Due 20 Feb 2013 at the start of class.

A Gray code cycle is a sequence of binary strings, where each string differs from the one before it in only one position, and the ending string differs from the starting string in only one position. One very common Gray code is the reflected binary code on $n$-bit binary strings, which we denote $\Gamma_n$ using the notation from Knuth, section 7.2.1.1 of volume 4a of The Art of Computer Programming). We define $\Gamma_n$ recursively as $$\Gamma_1=0,1;\quad \Gamma_{n+1}=0\Gamma_n,1\Gamma_n^R,$$ where $0\Gamma_n$ is the sequence found by taking each binary string in $\Gamma_n$ and prefixing it with 0, and $1\Gamma_n^R$ is the sequence found by reversing the order of the binary strings in $\Gamma_n$, then prefixing 1 to each string. For example, $\Gamma_2$ is the sequence

00
01
11
10

and $\Gamma_3$ is the sequence

000
001
011
010
110
111
101
100

## Assignment

1. What is $\Gamma_4$?
2. Let $(\ldots)_2$ denote the binary (base 2) representation of a number (e.g., $5=(101)_2$), and let $\oplus$ be the binary XOR operation (i.e., $0\oplus 0 = 1\oplus 1 = 0$, $0\oplus 1 = 1\oplus 0=1$). Let $g:\mathbb{N}\to\mathbb{N}$ be a function with the following rule: if $b=(\ldotsb_3b_2b_1b_0)_2$, then $g(b)=(\ldotsa_3a_2a_1a_0)_2$, where $a_j = b_{j+1} \oplus b_j$. For example, $g(4)=g((0100)_2)=(110)_2$. In this case, $b_3b_2b_1b_0=0100$, so \begin{align*} a_0=b_1\oplus b_0=0\oplus 0=0\\ a_1=b_2\oplus b_1=1\oplus 0=1\\ a_2=b_3\oplus b_2=0\oplus 1=1, \end{align*} so $g(4)=g((0100)_2)=(a_2a_1a_0)_2 = (110)_2$. In summary, to get $g(k)$, just XOR successive bits of the binary representation of $k$. Compute $g(4586)$. [Hint: $4586$ in binary is $1000111101010$]
3. Prove that the Gray code $\Gamma_n$ is the sequence $g(0), g(1), g(2), \ldots, g(2^n-1)$.
4. Use the fact that $\Gamma_n$ is the sequence $g(0), g(1), g(2), \ldots, g(2^n-1)$ to implement a program to calculate the Gray code $\Gamma_n$. Your program should use only a constant amount of memory. Your program should work from the command line, and should take a single parameter, $n$, and should print out the Gray code sequence $\Gamma_n$ with each binary string on a separate line. For example, a command-line session would look like:
\$ python gray.py 3
000
001
011
010
110
111
101
100

I will test your program on a variety of inputs to test its validity (and I encourage you to do the same). Your program should come with only source code (no binaries).

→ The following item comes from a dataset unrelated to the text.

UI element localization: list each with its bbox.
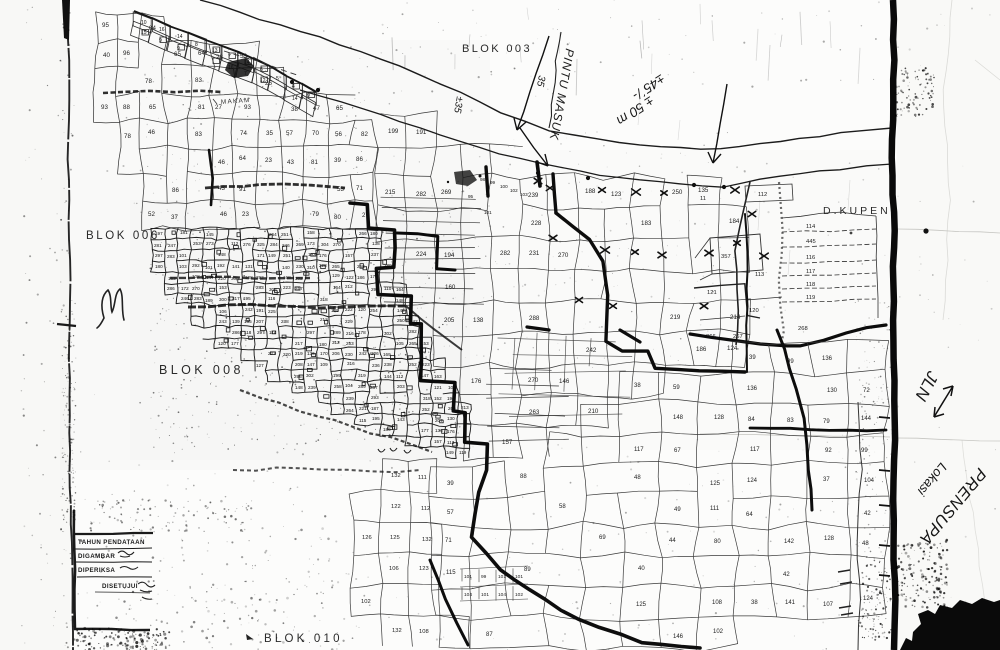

To submit this assignment, turn the answers to the written questions in during class. To turn in the program, email me a zip file by the start of class which includes your program and a README text file that gives a command to compile your program (if needed) and run your program.

hello.py is a short example program in Python that reads values in from the command line and prints out a result. You might find this useful if you do the assignment in Python. Also, output.zip contains three different output examples.